Подстрелили его, но как-то он до креста дополз. И обхватил подножие — изо всех сил, видно, держался, заноз полно под ногти загнал и кожу на руках ободрал до локтей, никак они не могли его оторвать. Пальцы все повыламывали. И полумертвым повесили на поперечине этого креста. Мы потом не знали, как его снять, и пришлось крест срубить.
Или дочка Баранского, девчоночка и трех лет не прожила, а Баранский ей такой отгрохал склеп, словно весь род Баранских, всех дедов-прадедов там похоронил. И Иисус Христос на этом склепе мало что великан — то ли камень седой такой, то ли чем покрашенный, но выглядит господь, будто целый век прожил. А чего он там жил? Тридцать три годочка. И в любую халупу, не наклоняя перед притолокой головы, мог зайти. Я сам не маленький, смолоду в деревне выше всех был. Редко когда на гулянке в дальней деревне попадался кто повыше меня. А в партизанском отряде нас только двое-трое таких верзил было, хоть все мужики один к одному, как дубы. Так вот, если б выстроить нас в две шеренги, Иисус наш Христос куда-нибудь бы в середку попал. Говорил я даже Баранскому, что для такого младенчика ангел лучше бы подошел. А он рукой махнул. Что ангел? Заступиться еще заступится, но не спасет.
Стоит Иисус будто на взгорке, руки на груди сложил, голову опустил и думает. Ну, есть об чем подумать. Бог ли, человек ли, каждому задуматься придет пора. А над трехлетней-то малявочкой? Можно думать и думать, кем бы она выросла. Баранский хвастался, докторша была б. Да разве можно хвастаться покойниками? Лучше молитву за их душу прочесть. А Баранский всегда был бахвал. Купил как-то коня, так хвалился, что четырехлетка. А стоило в зубы поглядеть — раза в два старше. Может, она бы портнихой стала. Или, как другие, вышла замуж и со своим мужиком до самой до смерти в поле спину гнула.

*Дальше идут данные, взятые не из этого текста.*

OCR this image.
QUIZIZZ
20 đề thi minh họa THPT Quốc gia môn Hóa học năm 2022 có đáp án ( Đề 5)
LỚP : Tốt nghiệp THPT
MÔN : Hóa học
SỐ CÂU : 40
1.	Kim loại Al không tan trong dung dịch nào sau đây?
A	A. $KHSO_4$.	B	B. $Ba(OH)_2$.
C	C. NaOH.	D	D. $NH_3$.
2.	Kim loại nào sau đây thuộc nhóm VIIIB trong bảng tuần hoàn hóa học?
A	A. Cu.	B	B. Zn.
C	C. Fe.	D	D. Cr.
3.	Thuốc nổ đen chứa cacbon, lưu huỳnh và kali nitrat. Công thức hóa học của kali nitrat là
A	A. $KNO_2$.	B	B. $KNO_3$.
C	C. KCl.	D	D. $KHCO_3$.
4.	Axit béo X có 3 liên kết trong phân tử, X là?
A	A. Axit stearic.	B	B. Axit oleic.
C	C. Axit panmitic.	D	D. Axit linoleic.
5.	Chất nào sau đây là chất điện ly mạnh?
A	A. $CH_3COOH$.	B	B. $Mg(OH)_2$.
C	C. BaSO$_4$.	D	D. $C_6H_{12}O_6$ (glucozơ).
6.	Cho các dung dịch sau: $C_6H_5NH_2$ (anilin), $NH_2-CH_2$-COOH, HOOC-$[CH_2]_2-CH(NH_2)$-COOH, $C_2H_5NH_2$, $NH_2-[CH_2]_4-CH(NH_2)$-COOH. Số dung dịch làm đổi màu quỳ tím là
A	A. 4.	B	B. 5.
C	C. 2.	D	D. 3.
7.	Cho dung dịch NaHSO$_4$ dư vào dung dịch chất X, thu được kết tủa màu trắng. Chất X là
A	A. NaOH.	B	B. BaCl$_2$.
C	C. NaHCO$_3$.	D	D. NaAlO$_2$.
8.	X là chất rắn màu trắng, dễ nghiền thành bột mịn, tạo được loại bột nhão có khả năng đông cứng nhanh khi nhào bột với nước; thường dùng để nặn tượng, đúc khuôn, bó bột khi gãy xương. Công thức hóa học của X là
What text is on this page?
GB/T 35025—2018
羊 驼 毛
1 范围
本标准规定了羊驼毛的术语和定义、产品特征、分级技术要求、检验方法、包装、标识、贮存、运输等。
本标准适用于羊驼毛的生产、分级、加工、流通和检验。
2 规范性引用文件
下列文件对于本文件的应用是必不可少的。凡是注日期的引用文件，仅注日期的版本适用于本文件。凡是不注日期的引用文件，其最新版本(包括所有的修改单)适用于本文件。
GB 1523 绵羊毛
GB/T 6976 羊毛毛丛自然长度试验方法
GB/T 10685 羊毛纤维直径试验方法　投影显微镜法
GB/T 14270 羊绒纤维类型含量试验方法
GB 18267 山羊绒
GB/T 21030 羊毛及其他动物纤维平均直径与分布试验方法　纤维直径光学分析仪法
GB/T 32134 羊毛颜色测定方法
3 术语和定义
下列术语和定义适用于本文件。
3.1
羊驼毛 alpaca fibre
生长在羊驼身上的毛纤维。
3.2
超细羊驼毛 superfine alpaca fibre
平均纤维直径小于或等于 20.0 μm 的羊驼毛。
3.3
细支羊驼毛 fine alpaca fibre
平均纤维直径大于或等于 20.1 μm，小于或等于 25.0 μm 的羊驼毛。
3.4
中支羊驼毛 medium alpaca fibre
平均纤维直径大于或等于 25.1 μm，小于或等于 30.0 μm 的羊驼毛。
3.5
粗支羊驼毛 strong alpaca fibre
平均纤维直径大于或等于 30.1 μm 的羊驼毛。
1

Или Партыка — поставил на своем склепе Христа, несущего на Голгофу крест. Так в плечах господь с трех Партык, а каждая стопа — почти три человеческие. А еще конец креста над соседней могилой, Чепели, нависает, и вечно Партыка с Чепелей в день поминовения ругаются. И такой Иисус Христос огромный — крест на себе несет, а не чувствуешь, что ему тяжело. И если б даже помочь захотел — что ты со своею силой против него? Бог должен быть как человек, чтобы видно было: страдает он от того же, от чего и человек будет страдать. Чтобы можно было и взгрустнуть, когда он невесел. И пожалеть его, как самого себя. И посочувствовать, потому что он, как и человек, ничего не может. И даже поменяться с ним. Дай мне крест, я за тебя понесу, а ты за меня помысли.
Жаль, что я не был летчиком, а то, может, поставил бы себе такой пропеллер, как на могиле у Яся Круля. Ох, до чего ж хорош. Но куда мне — как говорится, рылом не вышел. А Ясь, когда последний раз приезжал в деревню, был уже капитан. Разбился на реактивном истребителе во время подготовки к параду. Привезли его в цинковом гробу на специальной машине. А на другой сослуживцы приехали. Человек двадцать, и все офицеры. У каждого серебряный шнур через плечо, медали на груди, кортики на боку. По шестеро несли Яся на кладбище от самого дома. На подмену никого к гробу не допускали, хотя и здесь, в деревне, были у Ясека друзья. Коров вместе пасли, вместе ходили в школу.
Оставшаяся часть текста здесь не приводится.